Let $X = l_\infty$ (the space of sequences of real numbers which are bounded). Let $K=\{x\in l_\infty:\Vert x \Vert_\infty\leq 1\}.$ Define \begin{align} T:& K\to K \\&x\mapsto Tx=(0,x^2_1,x^2_2,x^2_3,\cdots)\end{align}
I want to show that $T$ is not non-expansive.
MY TRIAL
$T$ is not non-expansive if for all $k\in [0,1]$, $\Vert Tx-Ty \Vert \geq k\Vert x-y \Vert $. (Note: I am not sure of this definition). Now, take $x=\left(\frac{3}{4},\frac{3}{4},\frac{3}{4},\cdots \right)$ and $y=\left(\frac{1}{2},\frac{1}{2},\frac{1}{2},\cdots\right).$ Then,
\begin{align} \Vert Tx-Ty \Vert &=\Vert T\left(\frac{3}{4},\frac{3}{4},\frac{3}{4},\cdots \right)-T\left(\frac{1}{2},\frac{1}{2},\frac{1}{2},\cdots\right)\Vert\\&=\Vert \left(0,\frac{9}{16},\frac{9}{16},\frac{9}{16},\cdots\right)-\left(0,\frac{1}{4},\frac{1}{4},\frac{1}{4},\cdots\right)\Vert \\&=\sup \{ 0,\left|\frac{9}{16}-\frac{1}{4}\right|,\left|\frac{9}{16}-\frac{1}{4}\right|\cdots\}\\&=\frac{5}{4}\sup \{ 0,\left|\frac{3}{4}-\frac{1}{2}\right|,\left|\frac{3}{4}-\frac{1}{2}\right|\cdots\}\\&\geq\sup \{ \left|\frac{3}{4}-\frac{1}{2}\right|,\left|\frac{3}{4}-\frac{1}{2}\right|\cdots\}\\&=\Vert x-y \Vert.\end{align}
I am not sure of my work. Kindly check please? If I'm wrong, then kindly provide a way-out. Thanks!

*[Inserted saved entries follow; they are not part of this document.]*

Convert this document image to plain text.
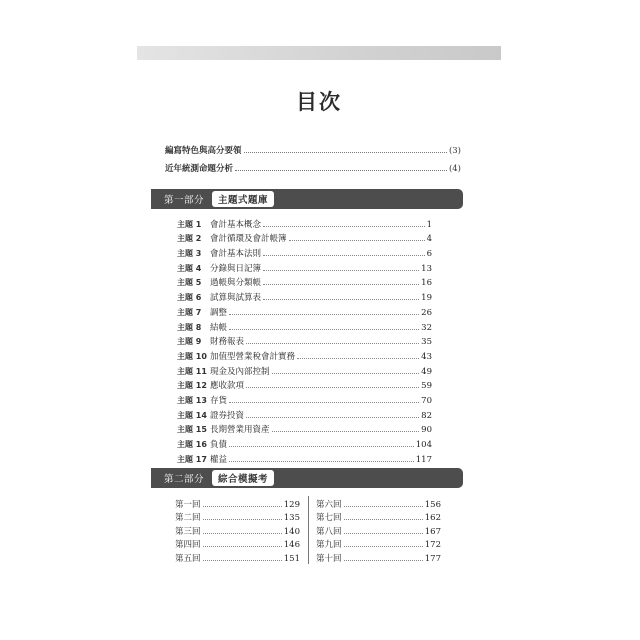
目次
編寫特色與高分要領	(3)
近年統測命題分析	(4)
第一部分	主題式題庫
主題 1	會計基本概念	1
主題 2	會計循環及會計帳簿	4
主題 3	會計基本法則	6
主題 4	分錄與日記簿	13
主題 5	過帳與分類帳	16
主題 6	試算與試算表	19
主題 7	調整	26
主題 8	結帳	32
主題 9	財務報表	35
主題 10 加值型營業稅會計實務	43
主題 11 現金及內部控制	49
主題 12 應收款項	59
主題 13 存貨	70
主題 14 證券投資	82
主題 15 長期營業用資產	90
主題 16 負債	104
主題 17 權益	117
第二部分	綜合模擬考
第一回	129
第二回	135
第三回	140
第四回	146
第五回	151
第六回	156
第七回	162
第八回	167
第九回	172
第十回	177
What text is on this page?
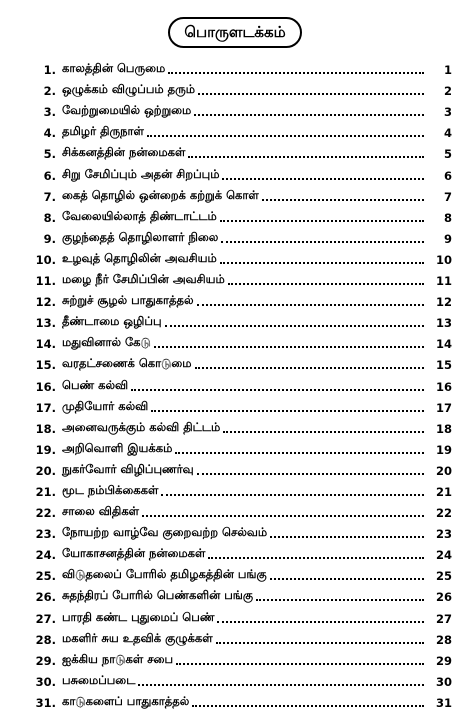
பொருளடக்கம்
1. காலத்தின் பெருமை	1
2. ஒழுக்கம் விழுப்பம் தரும்	2
3. வேற்றுமையில் ஒற்றுமை	3
4. தமிழர் திருநாள்	4
5. சிக்கனத்தின் நன்மைகள்	5
6. சிறு சேமிப்பும் அதன் சிறப்பும்	6
7. கைத் தொழில் ஒன்றைக் கற்றுக் கொள்	7
8. வேலையில்லாத் திண்டாட்டம்	8
9. குழந்தைத் தொழிலாளர் நிலை	9
10. உழவுத் தொழிலின் அவசியம்	10
11. மழை நீர் சேமிப்பின் அவசியம்	11
12. சுற்றுச் சூழல் பாதுகாத்தல்	12
13. தீண்டாமை ஒழிப்பு	13
14. மதுவினால் கேடு	14
15. வரதட்சணைக் கொடுமை	15
16. பெண் கல்வி	16
17. முதியோர் கல்வி	17
18. அனைவருக்கும் கல்வி திட்டம்	18
19. அறிவொளி இயக்கம்	19
20. நுகர்வோர் விழிப்புணர்வு	20
21. மூட நம்பிக்கைகள்	21
22. சாலை விதிகள்	22
23. நோயற்ற வாழ்வே குறைவற்ற செல்வம்	23
24. யோகாசனத்தின் நன்மைகள்	24
25. விடுதலைப் போரில் தமிழகத்தின் பங்கு	25
26. சுதந்திரப் போரில் பெண்களின் பங்கு	26
27. பாரதி கண்ட புதுமைப் பெண்	27
28. மகளிர் சுய உதவிக் குழுக்கள்	28
29. ஐக்கிய நாடுகள் சபை	29
30. பசுமைப்படை	30
31. காடுகளைப் பாதுகாத்தல்	31
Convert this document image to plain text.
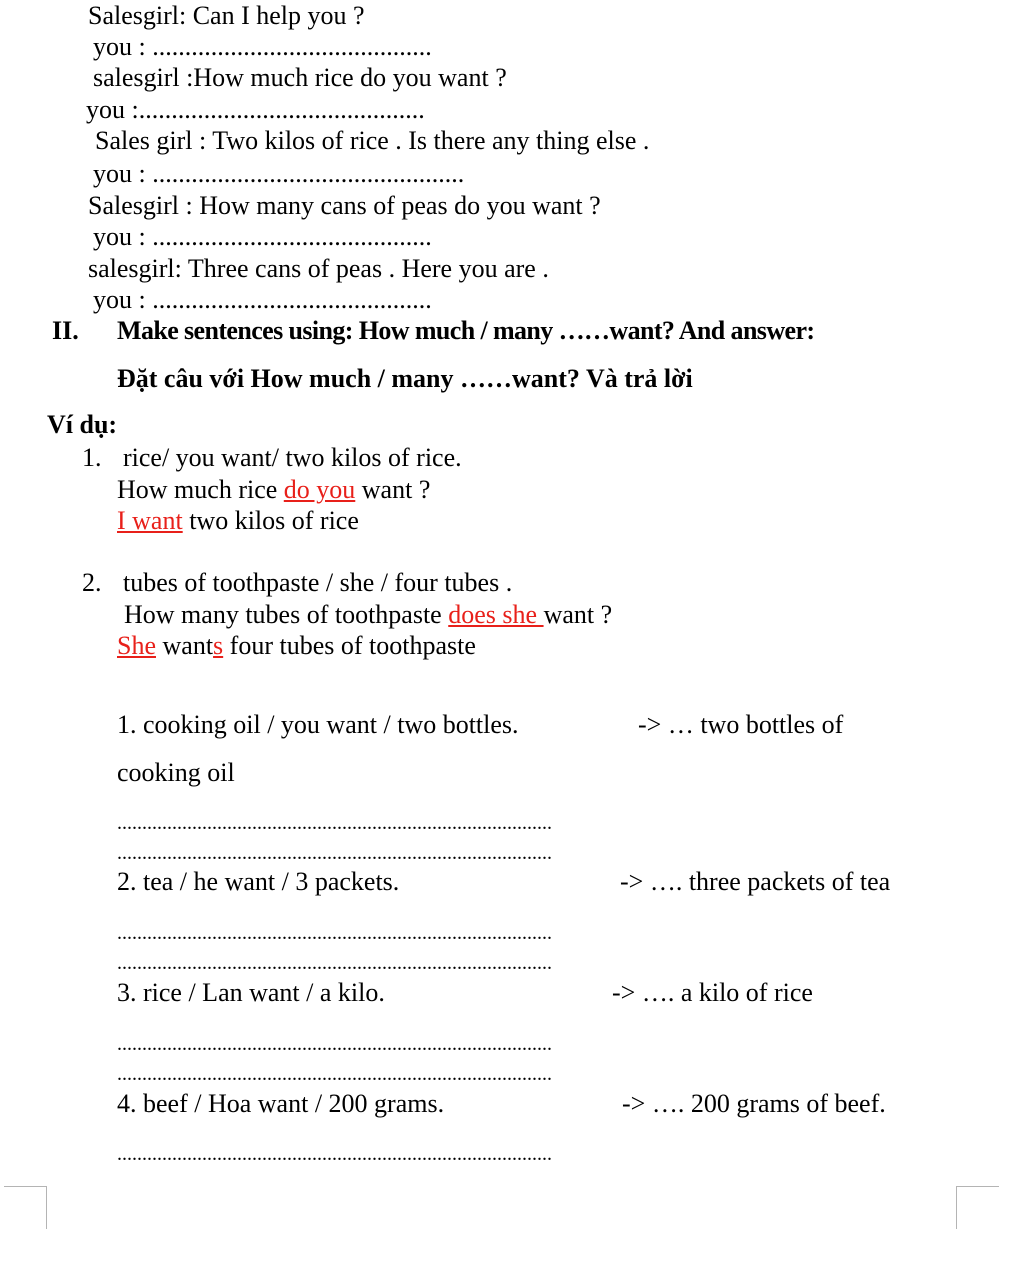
Salesgirl: Can I help you ?
you : ...........................................
salesgirl :How much rice do you want ?
you :............................................
Sales girl : Two kilos of rice . Is there any thing else .
you : ................................................
Salesgirl : How many cans of peas do you want ?
you : ...........................................
salesgirl: Three cans of peas . Here you are .
you : ...........................................
II. Make sentences using: How much / many ……want? And answer:
Đặt câu với How much / many ……want? Và trả lời
Ví dụ:
1. rice/ you want/ two kilos of rice.
How much rice do you want ?
I want two kilos of rice
2. tubes of toothpaste / she / four tubes .
How many tubes of toothpaste does she want ?
She wants four tubes of toothpaste
1. cooking oil / you want / two bottles.	-> … two bottles of
cooking oil
.......................................................................................
.......................................................................................
2. tea / he want / 3 packets.	-> …. three packets of tea
.......................................................................................
.......................................................................................
3. rice / Lan want / a kilo.	-> …. a kilo of rice
.......................................................................................
.......................................................................................
4. beef / Hoa want / 200 grams.	-> …. 200 grams of beef.
.......................................................................................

The only problem I see is the part where you write $$ \frac{5}{4}\sup \{ 0,\left|\frac{3}{4}-\frac{1}{2}\right|,\left|\frac{3}{4}-\frac{1}{2}\right|\cdots\} \geq\sup \{ \left|\frac{3}{4}-\frac{1}{2}\right|,\left|\frac{3}{4}-\frac{1}{2}\right|\cdots\}, $$ the sign $\ge$ should be $>$ instead because in order to show that $T$ is not nonexpansive we need to show that $\exists x,y\in K$ such that $$ ||Tx-Ty||>||x-y||. $$